Herrera’s attitude is all the more refreshing when you consider Mexico’s recent history in the first stage of the knockout rounds. The last time Mexico made the final eight was in 1986, when the tournament was played on their own soil. After being banned from the 1990 World Cup, Mexico has successfully reached the knockout phase in the last six tournaments…only to bow out each time.
Of course, many thought Mexico might not even make it to Brazil this time around. El Tri only secured their playoff against New Zealand thanks to a wonderful bit of irony, with the U.S. scoring late against Panama to put Mexico through.

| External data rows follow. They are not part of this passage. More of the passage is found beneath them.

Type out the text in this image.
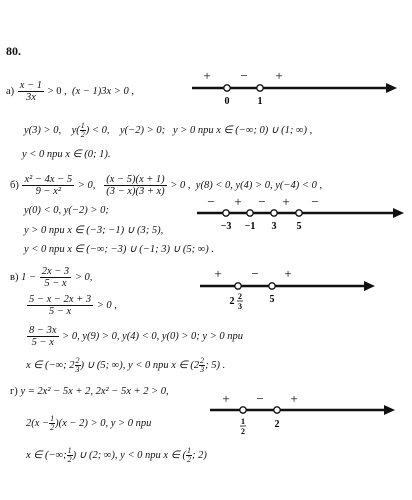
80.
$а) \frac{x - 1}{3x} > 0$ , (x − 1)3x > 0 ,
+ − +
0	1
y(3) > 0, $y( \frac{1}{2}$ ) < 0, y(−2) > 0; y > 0 при x ∈ (−∞; 0) ∪ (1; ∞) ,
y < 0 при x ∈ (0; 1).
$б) \frac{\text{x² − 4x − 5}}{\text{9 − x²}} > 0$, $\frac{(x - 5)(x + 1)}{(3 - x)(3 + x)} > 0$ , y(8) < 0, y(4) > 0, y(−4) < 0 ,
− + − + −
−3 −1 3 5
y(0) < 0, y(−2) > 0;
y > 0 при x ∈ (−3; −1) ∪ (3; 5),
y < 0 при x ∈ (−∞; −3) ∪ (−1; 3) ∪ (5; ∞) .
в) $1 - \frac{2x - 3}{5 - x} > 0$,	+ − +
2 2
3
5
$\frac{5 - x - 2x + 3}{5 - x} > 0$ ,
$\frac{8 - 3x}{5 - x} > 0$, y(9) > 0, y(4) < 0, y(0) > 0; y > 0 при
x ∈ (−∞; $2 \frac{2}{3}$ ) ∪ (5; ∞), y < 0 при x ∈ ($2 \frac{2}{3}$ ; 5) .
г) y = 2x² − 5x + 2, 2x² − 5x + 2 > 0,	+ − +
1
2
2
$2(x - \frac{1}{2} )(x - 2) > 0$, y > 0 при
x ∈ (−∞; $\frac{1}{2}$ ) ∪ (2; ∞), y < 0 при x ∈ ( $\frac{1}{2}$ ; 2)
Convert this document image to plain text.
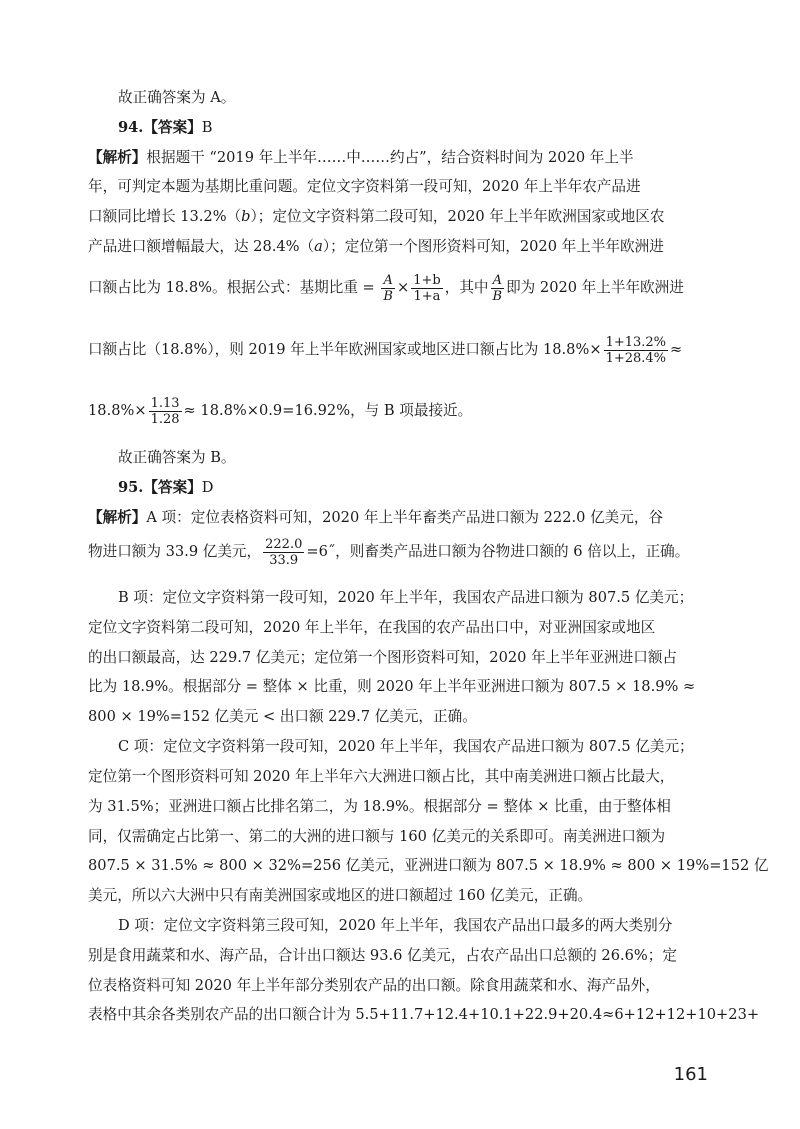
故正确答案为 A。
94.【答案】B
【解析】根据题干 “2019 年上半年……中……约占”，结合资料时间为 2020 年上半
年，可判定本题为基期比重问题。定位文字资料第一段可知，2020 年上半年农产品进
口额同比增长 13.2%（b）；定位文字资料第二段可知，2020 年上半年欧洲国家或地区农
产品进口额增幅最大，达 28.4%（a）；定位第一个图形资料可知，2020 年上半年欧洲进
口额占比为 18.8%。根据公式：基期比重 = $\frac{A}{B} \times \frac{1+b}{1+a}$ ，其中 $\frac{A}{B}$ 即为 2020 年上半年欧洲进
口额占比（18.8%），则 2019 年上半年欧洲国家或地区进口额占比为 $18.8\%\times \frac{1+13.2\%}{1+28.4\%}$ ≈
$18.8\%\times \frac{1.13}{1.28} \approx 18.8\%\times 0.9=16.92\%$，与 B 项最接近。
故正确答案为 B。
95.【答案】D
【解析】A 项：定位表格资料可知，2020 年上半年畜类产品进口额为 222.0 亿美元，谷
物进口额为 33.9 亿美元， $\frac{222.0}{33.9}$ =6˝，则畜类产品进口额为谷物进口额的 6 倍以上，正确。
B 项：定位文字资料第一段可知，2020 年上半年，我国农产品进口额为 807.5 亿美元；
定位文字资料第二段可知，2020 年上半年，在我国的农产品出口中，对亚洲国家或地区
的出口额最高，达 229.7 亿美元；定位第一个图形资料可知，2020 年上半年亚洲进口额占
比为 18.9%。根据部分 = 整体 × 比重，则 2020 年上半年亚洲进口额为 807.5 × 18.9% ≈
800 × 19%=152 亿美元 < 出口额 229.7 亿美元，正确。
C 项：定位文字资料第一段可知，2020 年上半年，我国农产品进口额为 807.5 亿美元；
定位第一个图形资料可知 2020 年上半年六大洲进口额占比，其中南美洲进口额占比最大，
为 31.5%；亚洲进口额占比排名第二，为 18.9%。根据部分 = 整体 × 比重，由于整体相
同，仅需确定占比第一、第二的大洲的进口额与 160 亿美元的关系即可。南美洲进口额为
807.5 × 31.5% ≈ 800 × 32%=256 亿美元，亚洲进口额为 807.5 × 18.9% ≈ 800 × 19%=152 亿
美元，所以六大洲中只有南美洲国家或地区的进口额超过 160 亿美元，正确。
D 项：定位文字资料第三段可知，2020 年上半年，我国农产品出口最多的两大类别分
别是食用蔬菜和水、海产品，合计出口额达 93.6 亿美元，占农产品出口总额的 26.6%；定
位表格资料可知 2020 年上半年部分类别农产品的出口额。除食用蔬菜和水、海产品外，
表格中其余各类别农产品的出口额合计为 5.5+11.7+12.4+10.1+22.9+20.4≈6+12+12+10+23+
161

Under Herrera, though, the team have very nearly undergone a renaissance – even Javier Hernández is scoring goals once more. But Mexico’s spine has been realigned, with the vast majority of the team hailing from the domestic league. Herrera has created a cohesive unit, and its strength is perhaps explained in the manager’s own description of his team’s style:
I have my own [style] that has given me good results. The screams on the bench, everything that we live, what we have on the bench with the boys. That is why the boys have that attitude, the running, the fighting, the will to do things.
Of course, some would say that Holland, too, has their own attitude. Which will prevail today?